Adventures in Confusion


I am working on getting back into reading and meditation; I feel I have let some of the basics slip in the upheaval of the past few months.  So I am working on adjusting my personal/mental label and considering myself to be a person who lives in a pagan state of mind as opposed to trying at the moment to define every aspect of my beliefs all on one word.  I’m not trying to sound pretentious, and I really hope that I don’t.  I’m just loosening my grip a tiny bit; which I think is a good thing.  I feel this will free me up to relax and let myself feel how much I believe or don’t believe.   I love my esbbat rituals, fall a little more hit and miss on the sabbats, and generally find myself slacking when it comes to meditations.   This year I plan to set the goal of following each possible sabbat starting with Yule and we will see how it goes.  
Since I have been a tad over-stressed I want to balance between taking a slower and more relaxed approach (as opposed to the excited mad dash I was in) and keeping myself on a steady track practice-wise.  
To be honest, I was so excited about everything that I allowed myself to stress out about things like “who needs to know”, “how out do I need to be”, “am I doing this right or wrong” and in general that I need to have all my personal answers now.  I became defensive from time to time (though I think I did a fairly good job of keeping it in check) and overly worried about what the world would think of me, feeling I needed to hide anything about myself that might tip people off. 
People will have problems with me; that is inevitable, and the sad thing is it’s mostly going to be problems of semantics.  “I meditate…you pray…it’s magik…it’s a miracle…the divine…God…” and so it goes on.  I could be content to boil it all down to yes I do believe there is a power/energy/divinity (what have you) in this world that is bigger than myself and I feel a connection to it in my own way.   I think that’s a pretty good starting place and how I choose to envision/communicate/honor that divinity is personal to me.   This isn’t groundbreaking stuff really…but I think it might have been something I let myself overlook for a little while and that began to drive me crazy.   That’s my fault;  I’m new at this and figure I’m a little entitled to step in a few puddles while I make my way down the path.

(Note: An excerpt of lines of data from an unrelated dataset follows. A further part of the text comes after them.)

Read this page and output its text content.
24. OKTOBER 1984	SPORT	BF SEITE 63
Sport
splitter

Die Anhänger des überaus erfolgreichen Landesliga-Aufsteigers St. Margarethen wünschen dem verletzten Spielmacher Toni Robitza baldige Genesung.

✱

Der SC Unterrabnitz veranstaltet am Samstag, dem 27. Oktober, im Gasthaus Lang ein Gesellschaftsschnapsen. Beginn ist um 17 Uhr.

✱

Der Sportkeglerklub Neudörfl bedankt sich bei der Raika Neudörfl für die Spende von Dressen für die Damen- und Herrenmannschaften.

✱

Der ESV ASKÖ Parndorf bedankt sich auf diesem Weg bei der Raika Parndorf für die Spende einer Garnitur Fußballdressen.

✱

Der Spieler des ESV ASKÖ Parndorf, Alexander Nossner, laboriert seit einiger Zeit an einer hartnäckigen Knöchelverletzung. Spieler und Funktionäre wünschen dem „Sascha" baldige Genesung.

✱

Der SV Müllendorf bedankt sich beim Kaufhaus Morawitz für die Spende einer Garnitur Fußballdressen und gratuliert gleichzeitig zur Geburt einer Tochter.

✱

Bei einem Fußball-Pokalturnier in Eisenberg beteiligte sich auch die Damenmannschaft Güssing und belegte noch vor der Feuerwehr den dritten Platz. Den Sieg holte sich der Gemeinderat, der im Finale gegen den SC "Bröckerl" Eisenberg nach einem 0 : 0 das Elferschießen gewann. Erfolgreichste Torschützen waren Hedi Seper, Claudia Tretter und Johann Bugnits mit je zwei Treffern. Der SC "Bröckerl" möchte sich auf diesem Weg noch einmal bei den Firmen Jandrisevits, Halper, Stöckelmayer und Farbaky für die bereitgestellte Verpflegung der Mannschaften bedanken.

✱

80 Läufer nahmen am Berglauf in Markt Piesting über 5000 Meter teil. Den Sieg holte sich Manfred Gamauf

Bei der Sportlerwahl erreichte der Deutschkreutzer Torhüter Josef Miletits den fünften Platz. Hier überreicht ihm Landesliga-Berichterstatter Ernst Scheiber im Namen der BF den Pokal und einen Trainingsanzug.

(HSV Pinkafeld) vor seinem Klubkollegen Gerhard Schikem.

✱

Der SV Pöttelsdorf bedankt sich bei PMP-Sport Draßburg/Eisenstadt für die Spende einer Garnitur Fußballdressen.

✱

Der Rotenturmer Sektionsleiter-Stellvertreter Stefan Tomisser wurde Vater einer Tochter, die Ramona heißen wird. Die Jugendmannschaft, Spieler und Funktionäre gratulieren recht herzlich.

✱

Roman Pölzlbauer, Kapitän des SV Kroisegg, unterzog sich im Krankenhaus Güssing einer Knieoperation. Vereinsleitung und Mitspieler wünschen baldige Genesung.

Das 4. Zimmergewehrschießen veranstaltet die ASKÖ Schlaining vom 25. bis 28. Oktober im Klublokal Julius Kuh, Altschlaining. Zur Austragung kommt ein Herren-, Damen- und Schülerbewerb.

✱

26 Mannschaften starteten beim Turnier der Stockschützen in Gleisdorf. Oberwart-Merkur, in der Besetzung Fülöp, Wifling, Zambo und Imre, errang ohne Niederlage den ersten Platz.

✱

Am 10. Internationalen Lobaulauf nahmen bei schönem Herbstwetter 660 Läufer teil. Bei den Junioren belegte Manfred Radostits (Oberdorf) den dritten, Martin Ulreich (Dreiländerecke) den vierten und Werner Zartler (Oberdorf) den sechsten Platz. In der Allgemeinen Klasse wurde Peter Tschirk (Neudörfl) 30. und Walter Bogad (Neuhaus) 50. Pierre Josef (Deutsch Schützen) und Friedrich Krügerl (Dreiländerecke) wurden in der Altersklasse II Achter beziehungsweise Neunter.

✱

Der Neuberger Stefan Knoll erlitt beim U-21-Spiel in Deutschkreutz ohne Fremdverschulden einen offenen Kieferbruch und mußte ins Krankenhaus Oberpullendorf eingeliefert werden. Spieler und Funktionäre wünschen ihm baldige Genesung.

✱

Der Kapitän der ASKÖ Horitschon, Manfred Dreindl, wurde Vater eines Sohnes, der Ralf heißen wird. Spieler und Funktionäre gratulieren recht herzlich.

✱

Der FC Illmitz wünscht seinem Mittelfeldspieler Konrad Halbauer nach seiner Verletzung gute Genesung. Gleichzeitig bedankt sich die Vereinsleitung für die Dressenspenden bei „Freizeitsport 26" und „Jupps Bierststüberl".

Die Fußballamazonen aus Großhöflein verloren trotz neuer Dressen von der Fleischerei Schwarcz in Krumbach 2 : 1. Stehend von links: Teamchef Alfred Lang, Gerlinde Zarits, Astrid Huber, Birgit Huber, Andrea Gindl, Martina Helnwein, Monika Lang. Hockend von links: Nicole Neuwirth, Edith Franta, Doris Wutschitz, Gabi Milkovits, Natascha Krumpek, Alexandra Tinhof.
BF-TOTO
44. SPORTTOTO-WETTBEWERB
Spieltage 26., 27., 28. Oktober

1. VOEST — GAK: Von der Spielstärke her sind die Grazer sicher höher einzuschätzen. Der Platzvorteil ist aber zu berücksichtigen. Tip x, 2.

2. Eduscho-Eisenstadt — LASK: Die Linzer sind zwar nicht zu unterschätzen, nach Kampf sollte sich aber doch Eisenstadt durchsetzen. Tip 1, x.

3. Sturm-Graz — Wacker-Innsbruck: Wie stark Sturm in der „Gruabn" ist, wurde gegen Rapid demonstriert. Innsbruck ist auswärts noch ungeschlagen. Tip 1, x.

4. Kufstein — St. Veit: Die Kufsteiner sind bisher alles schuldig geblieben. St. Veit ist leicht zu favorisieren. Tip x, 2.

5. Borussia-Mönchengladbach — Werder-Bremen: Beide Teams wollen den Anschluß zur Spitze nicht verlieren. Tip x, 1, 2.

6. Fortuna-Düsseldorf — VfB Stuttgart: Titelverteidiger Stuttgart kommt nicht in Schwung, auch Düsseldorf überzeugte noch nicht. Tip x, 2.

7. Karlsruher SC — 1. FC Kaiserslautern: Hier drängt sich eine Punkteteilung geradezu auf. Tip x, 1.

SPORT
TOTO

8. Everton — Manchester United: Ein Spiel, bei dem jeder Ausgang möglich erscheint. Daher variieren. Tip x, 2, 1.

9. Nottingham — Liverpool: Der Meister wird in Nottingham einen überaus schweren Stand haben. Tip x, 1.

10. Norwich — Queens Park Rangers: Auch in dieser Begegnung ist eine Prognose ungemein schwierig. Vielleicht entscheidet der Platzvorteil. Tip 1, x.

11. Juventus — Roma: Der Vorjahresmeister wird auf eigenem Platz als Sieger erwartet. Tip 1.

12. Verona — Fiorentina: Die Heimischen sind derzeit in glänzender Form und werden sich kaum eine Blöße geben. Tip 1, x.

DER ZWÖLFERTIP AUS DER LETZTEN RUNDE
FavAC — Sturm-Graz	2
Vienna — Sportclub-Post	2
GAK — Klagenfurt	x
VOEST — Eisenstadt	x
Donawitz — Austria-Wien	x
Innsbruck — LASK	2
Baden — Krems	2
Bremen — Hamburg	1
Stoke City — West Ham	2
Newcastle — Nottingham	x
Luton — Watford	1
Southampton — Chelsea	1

LOL 
Basically, this shouldn’t be something that stresses me out; it’s what makes me happy, so if it is stressing me out then I am looking at it wrong.  It’s not easy to admit that I got confused and lost sight of a lot of things for a while but I put this blog up to reach out and get answers and share my experience – and that was part of it. 

November 19, 2011

Updating

So I disappeared all September, October... and here we are.  I could rattle off excuses like there were deaths in the family and I went through one of the roughest bouts of depression I've dealt with in a long while.  (Well looks like I just did rattle them off).  But in the spirit of honesty I have to also be willing to say that a lot of this is laziness on my part and distraction.  I've kind of slacked all around.  I'm not promising to pick back up on regular updates but I will try not to miss whole months again.  


I don't know if I am slipping out of the "must talk about it" phase or if I am just kind of in a limbo of where I stand at the moment. Anyway.  That would be it.  I'm still alive and still working my way down the path.  I just feel like I have let myself fall into some setbacks.